Selon le rapport de l’UNICEF et l’Organisation internationale pour les migrations (OIM) de septembre, les enfants et les jeunes migrants et réfugiés qui tentent de rallier l’Europe sont confrontés à des niveaux effrayants de violations des droits de l’homme.

Intitulé « Un voyage épouvantable », un récent rapport conjoint de l’OIM et de l’UNICEF révèle qu’environ 22 000 migrants et réfugiés, parmi lesquels environ 11 000 enfants et jeunes, sont victimes de mauvais traitements, d’exploitation ainsi que de pratiques pouvant s’apparenter à la traite des êtres humains. « Malheureusement, il est désormais courant que les enfants qui empruntent les routes de la Méditerranée soient victimes d’abus, de traite, de violences physiques et de discriminations », déclare Afshan Khan, Directrice régionale de l’UNICEF et Coordonnatrice spéciale pour la crise des réfugiés et des migrants en Europe.

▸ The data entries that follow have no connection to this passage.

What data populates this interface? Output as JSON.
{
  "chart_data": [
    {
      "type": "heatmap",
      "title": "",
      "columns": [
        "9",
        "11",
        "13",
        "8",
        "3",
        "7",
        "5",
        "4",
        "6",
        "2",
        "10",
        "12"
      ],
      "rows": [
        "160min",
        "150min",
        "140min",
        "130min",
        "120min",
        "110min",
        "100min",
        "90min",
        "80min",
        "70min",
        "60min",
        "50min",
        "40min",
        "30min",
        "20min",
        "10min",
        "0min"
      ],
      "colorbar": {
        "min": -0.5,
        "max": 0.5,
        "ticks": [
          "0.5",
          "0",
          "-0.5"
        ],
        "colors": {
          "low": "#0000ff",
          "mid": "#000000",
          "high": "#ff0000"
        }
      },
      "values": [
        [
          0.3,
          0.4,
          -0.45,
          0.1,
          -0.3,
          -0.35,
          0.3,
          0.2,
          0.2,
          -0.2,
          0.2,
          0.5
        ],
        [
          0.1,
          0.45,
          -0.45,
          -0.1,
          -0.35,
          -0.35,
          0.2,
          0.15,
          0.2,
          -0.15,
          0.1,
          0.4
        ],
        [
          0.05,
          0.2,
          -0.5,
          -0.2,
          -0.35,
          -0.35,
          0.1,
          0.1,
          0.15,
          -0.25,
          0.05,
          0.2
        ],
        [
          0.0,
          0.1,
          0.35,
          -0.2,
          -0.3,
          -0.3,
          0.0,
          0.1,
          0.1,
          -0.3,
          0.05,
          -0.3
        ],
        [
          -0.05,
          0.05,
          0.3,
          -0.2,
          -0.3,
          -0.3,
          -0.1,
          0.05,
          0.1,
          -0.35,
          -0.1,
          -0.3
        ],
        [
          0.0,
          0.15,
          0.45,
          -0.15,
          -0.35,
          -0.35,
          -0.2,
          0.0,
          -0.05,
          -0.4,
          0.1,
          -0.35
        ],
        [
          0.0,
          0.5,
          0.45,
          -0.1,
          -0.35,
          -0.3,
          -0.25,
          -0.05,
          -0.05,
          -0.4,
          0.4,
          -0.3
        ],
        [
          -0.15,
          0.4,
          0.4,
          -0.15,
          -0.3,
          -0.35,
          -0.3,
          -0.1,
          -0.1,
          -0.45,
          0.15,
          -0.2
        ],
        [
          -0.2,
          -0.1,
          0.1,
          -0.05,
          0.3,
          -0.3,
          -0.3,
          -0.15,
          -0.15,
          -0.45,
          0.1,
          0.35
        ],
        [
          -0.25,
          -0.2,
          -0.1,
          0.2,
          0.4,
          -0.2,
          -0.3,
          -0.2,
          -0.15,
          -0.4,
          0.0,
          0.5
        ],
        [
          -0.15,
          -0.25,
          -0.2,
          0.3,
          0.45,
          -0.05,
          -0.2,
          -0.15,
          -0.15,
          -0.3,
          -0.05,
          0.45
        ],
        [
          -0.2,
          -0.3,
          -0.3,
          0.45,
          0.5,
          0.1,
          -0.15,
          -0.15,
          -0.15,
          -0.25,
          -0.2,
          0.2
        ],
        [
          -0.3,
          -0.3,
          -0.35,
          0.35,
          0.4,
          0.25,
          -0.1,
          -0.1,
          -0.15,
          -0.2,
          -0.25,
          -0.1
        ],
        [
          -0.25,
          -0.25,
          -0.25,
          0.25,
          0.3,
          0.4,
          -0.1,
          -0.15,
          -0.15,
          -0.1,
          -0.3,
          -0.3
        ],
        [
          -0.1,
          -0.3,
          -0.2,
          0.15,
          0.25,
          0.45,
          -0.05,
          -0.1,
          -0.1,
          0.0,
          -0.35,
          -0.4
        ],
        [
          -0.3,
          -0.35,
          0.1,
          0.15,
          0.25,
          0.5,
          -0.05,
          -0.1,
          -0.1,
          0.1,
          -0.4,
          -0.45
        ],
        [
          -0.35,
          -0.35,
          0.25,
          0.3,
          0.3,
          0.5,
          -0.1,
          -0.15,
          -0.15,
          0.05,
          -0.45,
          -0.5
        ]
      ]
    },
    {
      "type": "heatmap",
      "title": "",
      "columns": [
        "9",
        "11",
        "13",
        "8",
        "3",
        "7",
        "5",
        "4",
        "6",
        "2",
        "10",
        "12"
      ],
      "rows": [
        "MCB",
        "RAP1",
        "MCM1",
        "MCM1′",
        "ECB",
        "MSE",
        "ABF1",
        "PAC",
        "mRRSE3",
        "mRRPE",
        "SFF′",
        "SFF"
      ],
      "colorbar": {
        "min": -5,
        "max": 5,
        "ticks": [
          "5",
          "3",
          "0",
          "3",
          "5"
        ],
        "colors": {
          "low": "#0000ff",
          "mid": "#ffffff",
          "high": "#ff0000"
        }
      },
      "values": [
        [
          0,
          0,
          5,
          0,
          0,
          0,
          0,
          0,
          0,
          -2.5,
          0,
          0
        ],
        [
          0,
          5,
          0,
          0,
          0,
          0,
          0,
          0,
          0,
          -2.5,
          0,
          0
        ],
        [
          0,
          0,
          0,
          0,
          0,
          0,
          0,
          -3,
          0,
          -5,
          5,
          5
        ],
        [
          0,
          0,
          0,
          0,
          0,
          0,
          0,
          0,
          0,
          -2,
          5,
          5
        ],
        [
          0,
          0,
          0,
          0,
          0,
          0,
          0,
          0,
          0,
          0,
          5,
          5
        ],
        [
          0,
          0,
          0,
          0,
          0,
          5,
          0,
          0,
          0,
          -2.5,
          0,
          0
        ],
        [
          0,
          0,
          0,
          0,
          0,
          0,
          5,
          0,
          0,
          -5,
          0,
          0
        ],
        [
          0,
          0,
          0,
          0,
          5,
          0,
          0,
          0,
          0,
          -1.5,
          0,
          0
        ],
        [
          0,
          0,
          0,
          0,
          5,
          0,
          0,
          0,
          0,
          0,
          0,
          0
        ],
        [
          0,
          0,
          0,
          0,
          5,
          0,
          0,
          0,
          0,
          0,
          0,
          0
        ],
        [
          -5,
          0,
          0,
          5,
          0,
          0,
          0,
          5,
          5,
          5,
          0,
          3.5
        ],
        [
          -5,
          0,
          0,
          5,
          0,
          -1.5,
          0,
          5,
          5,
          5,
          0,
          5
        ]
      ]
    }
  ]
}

Autre fait notable dans ce rapport, c’est la question du racisme qui fait du chemin sur ces routes migratoires de la mer Méditerranée. Car, s’il est vrai que tous les enfants qui empruntent ces routes migratoires courent des risques considérables, ceux originaires d’Afrique subsaharienne sont bien plus menacés. Et ce, « avec un risque de respectivement 65 % contre 15 % le long de la route de la Méditerranée orientale et de 83 % contre 56 %, sur celle de la Méditerranée centrale ».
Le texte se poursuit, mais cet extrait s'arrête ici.